Und wer nicht in einer Geschichte enden will, soll halt keinen Scheiss anstellen. (S.7)

Wir müssen eine Identität nicht komplett verstehen, um ihre Existenz anzuerkennen. Wir müssen einen Menschen nicht vollkommen verstehen, um ihn zu respektieren. [...] Ich kenne die Zahl Pi nicht auswendig. Ich kenne die Zahlen hinter der Kommastelle nicht alle. Pi überfordert mich. Ich erkenne trotzdem an, dass Pi existiert. (S.51)

Als wäre der Verstand etwas anderes als die Gefühlswelt. Als wäre nicht all unser Wissen von unseren Gefühlen geprägt. Als wäre die Wahrheit irgendwie wahrer, wenn wir nur möglichst wenig fühlen. Sich ein dickes Fell zuzulegen, ist so eine verkorkste Strategie, die Welt auszuhalten. Ich bin doch nicht Feministin geworden, um weniger zu fühlen. Sondern um mehr zu fühlen. (S.174)

Wer zu einer Prüfung geht mit der Angst. keine Bestnote zu erreichen, funktioniert anders als eine, die im Frieden mit der Vorstellung ist, knapp zu bestehen. Erlaube dir selbst Mittelmässigkeit. Die anderen dürfen auch. Wir dürfen das auch. (S.189)

Was Roland eigentlich meint, wenn er sich darüber beschwert, dass er keine "Meinungsfreiheit" mehr habe, ist, dass seine menschenfeindliche Haltungen nicht mehr unwidersprochen bleiben. Was Roland erlebt, ist kein Verlust seiner Freiheit, sondern ein Infragestellen seiner Privilegien. (S.208)

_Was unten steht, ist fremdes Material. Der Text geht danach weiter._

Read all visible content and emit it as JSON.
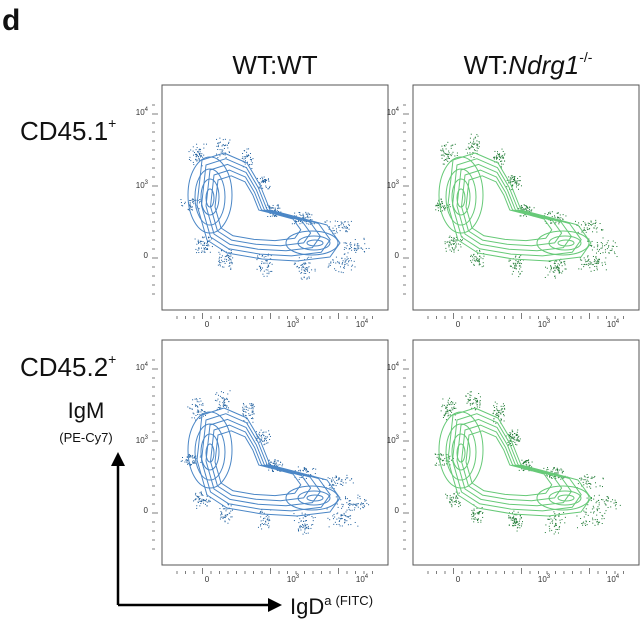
{
  "panel_label": "d",
  "columns": [
    {
      "label": "WT:WT"
    },
    {
      "label": "WT:",
      "italic": "Ndrg1",
      "sup": "-/-"
    }
  ],
  "rows": [
    {
      "label": "CD45.1",
      "sup": "+"
    },
    {
      "label": "CD45.2",
      "sup": "+"
    }
  ],
  "y_axis": {
    "label": "IgM",
    "sublabel": "(PE-Cy7)"
  },
  "x_axis": {
    "label": "IgD",
    "sup": "a",
    "sublabel": "(FITC)"
  },
  "ticks": {
    "y": [
      {
        "base": "10",
        "exp": "4"
      },
      {
        "base": "10",
        "exp": "3"
      },
      {
        "base": "0"
      }
    ],
    "x": [
      {
        "base": "0"
      },
      {
        "base": "10",
        "exp": "3"
      },
      {
        "base": "10",
        "exp": "4"
      }
    ]
  }
}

Kann ich den warmen Sommertag geniessen, obwohl mir eigentlich die Klimakatastrophe Angst macht? Wie kann ich tanzen gehen, während auf der Welt Krieg herrscht? [...] Ich kann keine Antwort auf diese Fragen geben. Ich kann nur versprechen, dass wir Schlimmes und Schönes gleichzeitig fühlen dürfen. Ich glaube sogar, wir müssen. Weil das Schöne uns daran erinnert, wofür wir eigentlich kämpfen. Und weil es uns Kraft gibt, die dafür nötig ist. (S.217)

Hoffnung ist nie ein Zustand, sondern immer ein Verb. Sie ist nie nur ein Mensch, sondern immer ein grosses Ganzes. Und sie ist nie zuletzt, denn Hoffnung zieht immer etwas nach sich - ein wütendes Miteinander, ein Sichwehren gegen alles, was unsere Grenzen überschreitet, ein Blick darauf, warum es das alles wert ist. Mit so viel Wut wie nötig und so viel Liebe wie möglich. (S.226)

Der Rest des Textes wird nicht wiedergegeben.